NCEAS / metadig-engine

MetaDig Engine: multi-dialect metadata assessment engine
7 stars 5 forks source link
assessment datamanagement datascience java metadata

metadig-engine

The Java project for MetaDig

The Metadata Quality Engine is a flexible engine for managing and executing metadata quality checks on a wide variety of metadata documents. Quality Checks are organized into Suites that can be stored and managed by the engine before ultimately being run against input metadata documents. QC run results are provided and can be stored by the engine for later retrieval and analysis, or consumed immediately and discarded. We have aimed to support multiple languages for writing checks so that different communities can use the code and libraries with which they are most familiar.

Read on to see how you can get started with the Metadata Quality Engine.

Creating a check

For technical details about the Suite, Check and Run models, Java model and the XSD schema provide documentation. Below is a brief description of the common check elements to get started writing QC suites.

Script environment state

The script environment between successive checks can be maintained (variables that have been initialized by selectors or by the check code itself) Setting the inheritState flag to true allows the previous check's variables to be accessed (and any previous checks before it as long as each check has opted to inherit state). Care should be taken that variable names do not collide from one check to another, otherwise the results can be confusing.

Where to put checks

A separate repository has be created for the suites and checks used by the Quality Engine, at https://github.com/NCEAS/metadig-checks. If you wish to add a check or suite, please visit this repository and create a Git Pull Request containing any additions.

Running suites

It is recommended to develop checks within an editor supporting the check language being used, before placing the code in a check or suite XML document. You can also test the code by setting variables as you would expect them to be initialized by the selectors in your check. This will be a quicker way to identify interpretation and runtime issues before testing with the Quality Engine.

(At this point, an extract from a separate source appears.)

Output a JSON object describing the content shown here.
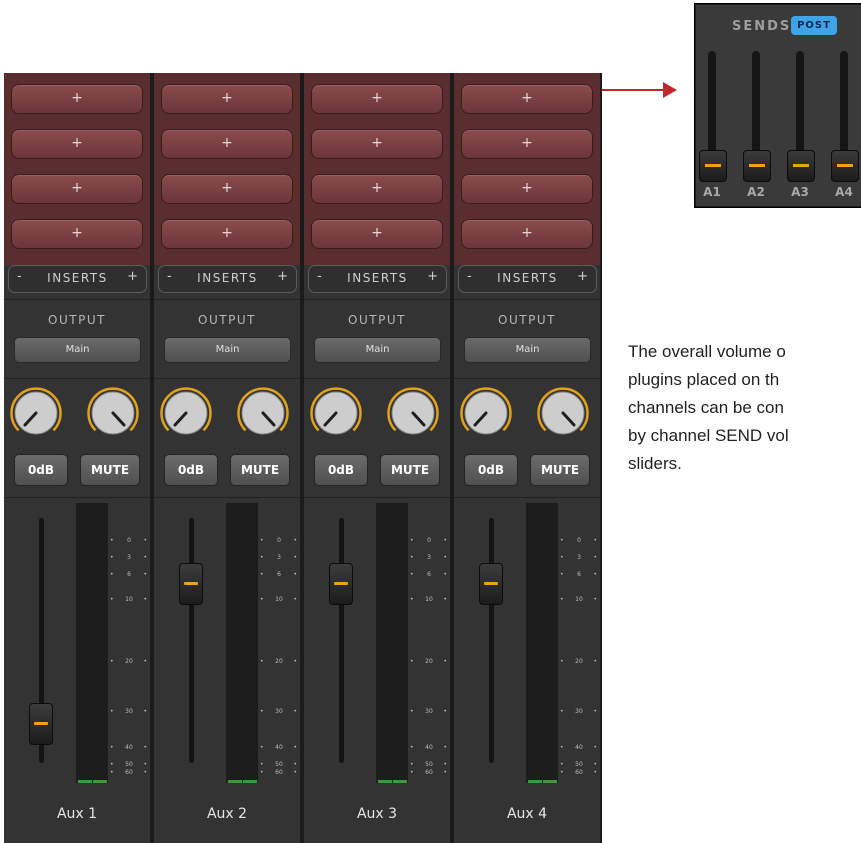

The R package https://github.com/NCEAS/metadig-r can be used to assist in authoring checks.

Once you are satisfied with your check code, you can run a suite (one or more checks in a suite) using the command line:

mvn exec:java -Dexec.mainClass="edu.ucsb.nceas.mdqengine.MDQEngine" -Dexec.args="<path-to-suite.xml> <path-to-metadata.xml> <path-to-DataONE-systemmetadata document>"

Using the library elsewhere

In order to use Metadata Quality Engine features in other projects, the Quality Engine distribution can be included in other Maven projects like any other dependency and all public classes and methods will be readily available to that project.